What's Brewing This Weekend - 7/2

So what’s the story, morning glories?

I’ve run out of beer that isn’t wild/old/strong, so time to brew I guess.

Well, since 5 gallons each of ESB, REAL American lager and Hefeweizen are going away at the beach party this weekend (along with a keg of Beergaritas) I need to get some stuff brewed up too.

A Wit for sure and I’ll try to get a Summer Rye in. Going to flat out try and copy Mayflowers Summer Ale, it is excellent!

my cork soakin bitter…a nice 4.4% special bitter…

I’ll be working 12-14 hour days from today through the weekend and into next week.  Not even enough time to drink, let alone brew!

Better be careful at the beach Babalu!

http://news.yahoo.com/nphotos/slideshow/photo//100628/480/urn_publicid_ap_org64ca92cdf9d14d5c84b343c50dcc8235/?.src=news

Last weeks 100% Golden Promise IPA never happened, so I doubled it and will do 10 gallons this weekend instead.  I am running out of beer very quickly in my household  :cry:

Out of town for my brother-in-laws wedding so nothing this weekend.  I will find some time to rack my APA from last week and start building up the starter for my first CAP next weekend.

I’m considering doing a Porter.

Golden promise
120L
Chocolate malt
Roasted malt
Magnum
Goldings

Cascadian Dark or Black IPA - Whichever you prefer  :slight_smile:

i hope black ipa sticks rather than the cascadian dark ale…i chuckle everytime i hear that…not sure why…just sounds so cheesy.

Time to brew a Flander Red for the Ann Arbor Brewers Guild newest barrel - a recently emptied Red Wine French Oak barrel from 2 Lads Winery in northern Michigan. First we filled it the day after we got it with almost 60 gallons of a Saison (what beer goes better with wine?) to pull out someof th ewine character.

Then 12 of us will be emptying this barrel in late August and letting the Flanders red sit for about one year. I recently brought a keg of a similar beer that was aged in the Fermental Order of renaissance Draughtsmen barrel (conveniently housed in my basement) that I had added tart Michigan cheeries to the national Homebrewers Conference, and I must say with confidence that it was an extremly well received beer.

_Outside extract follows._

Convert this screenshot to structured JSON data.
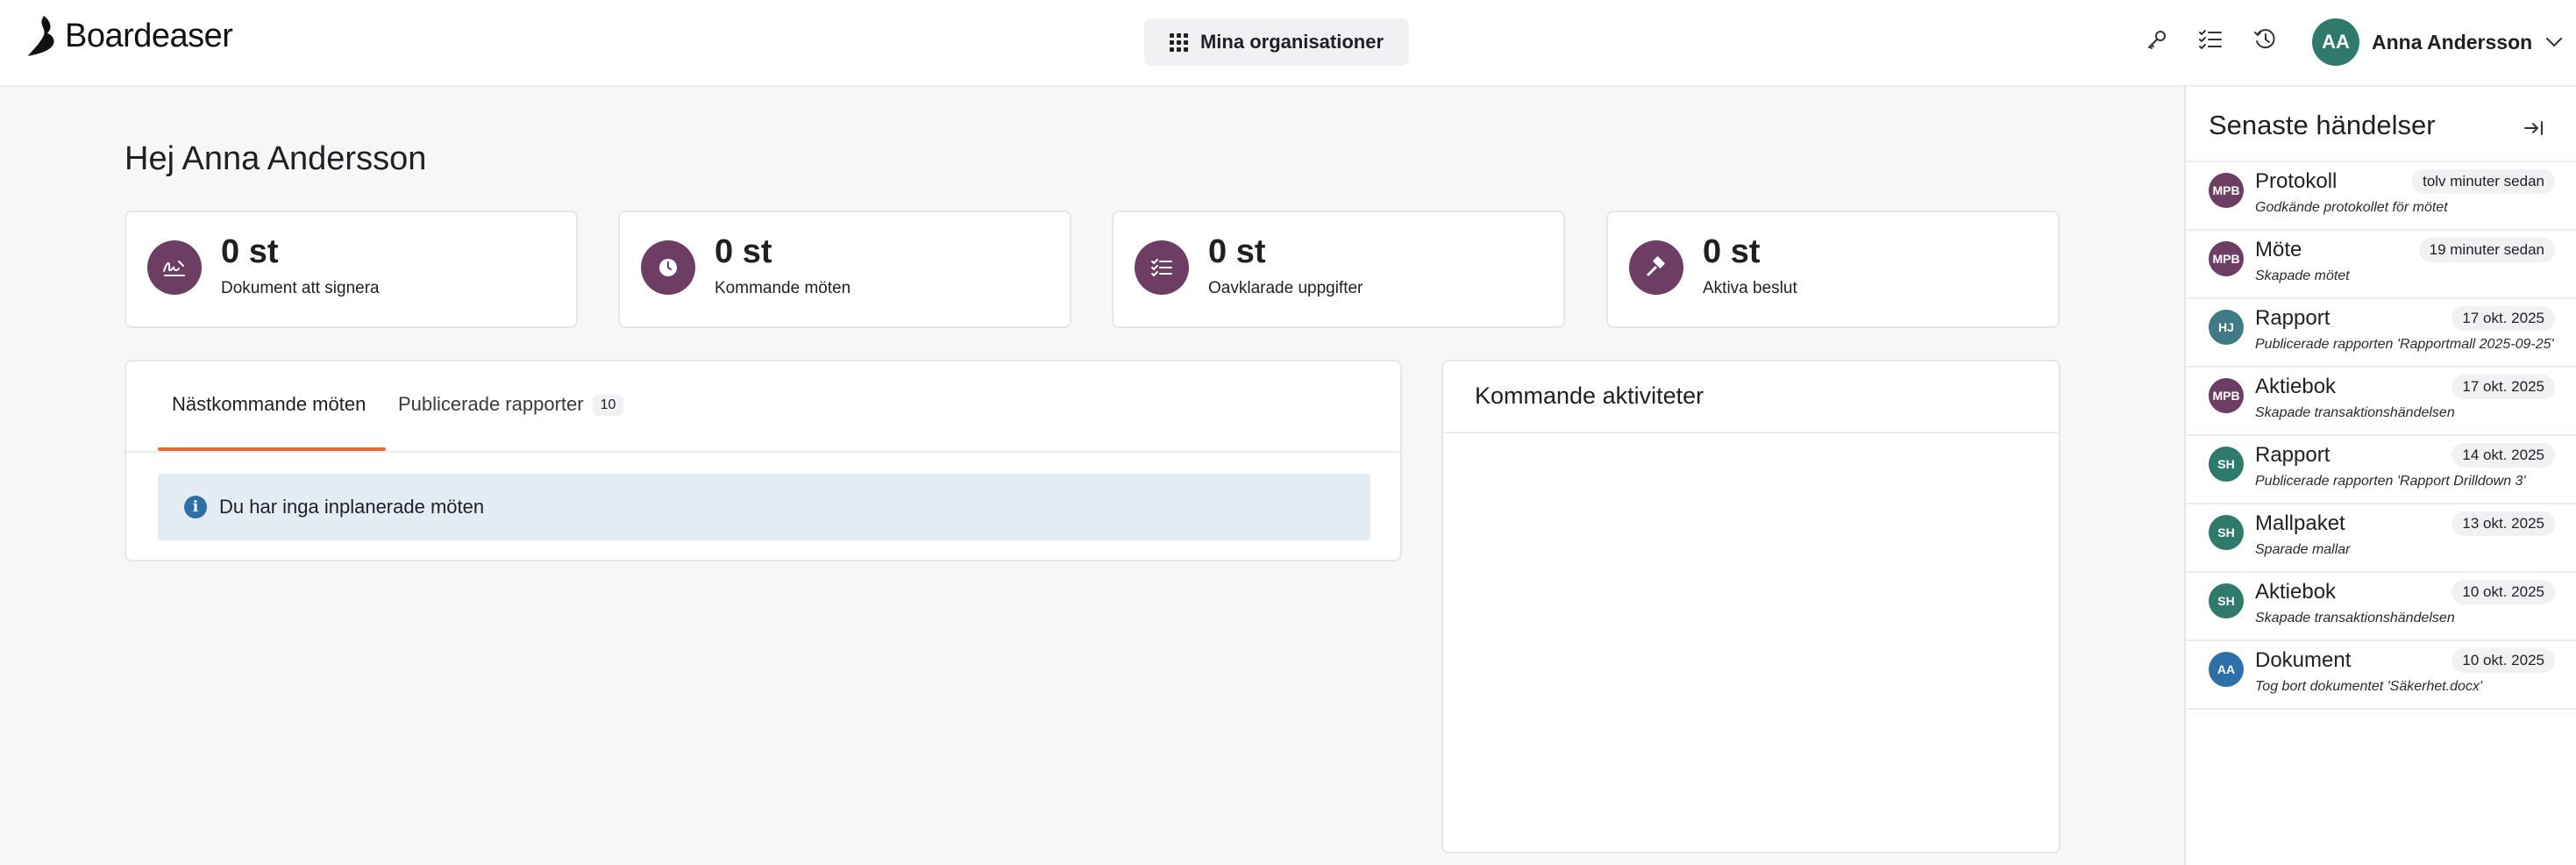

Using the WYeast 3278, lots of corn and specialty grains along with the pale malt, and just a hint of EKG for bittering.

I’ll be brewing Düsseldorf Altbier this weekend.  It will be on tap at my Oktoberfest on 10/9 along with the Märzen that is already in the lagering fridge, the Helles I’ll brew in a few weeks, and Bavarian Hefeweizen scheduled to be brewed on Labor Day weekend.

Dark Mild this weekend…plan on drinking beer more than brewing it this weekend.

I am brewing 11 gallons of APA tomorrow. I have two starters going. Pacman and 1450.

no brewing.  bottling my Am Barleywine and Baltic Porter brewed back in November.  Been meaning to do this for 3 weeks now, but its easy to procrastinate with bottling…

I’ll be filtering a sorachi pale ale tonight and brewing an amber ale Sunday night.  I’m starting to run low as well, something about summer and after softball game parties tends to run my supply low!

After being inspired by the Phiny the Elder clone recipe I think I’ll be trying my hand at that!

Belgian Pale Ale, Oatmeal Stout, Hefeweizen are all done … just waiting for the Belgian Dubbel to chill and then I’m done

probably will be too hot to brew anything the rest of July and August, so apart from the Hef those are being put up for September

Aventinus clone here on Monday.

Brewing a Rye IPA today in the rain.  (It’s much nicer in Tampa today at 76F than the usual lows in the 90’s we’ve had lately.)
Gonna pitch half the batch with US-05 and half with Belgian 1388.  All Cascades.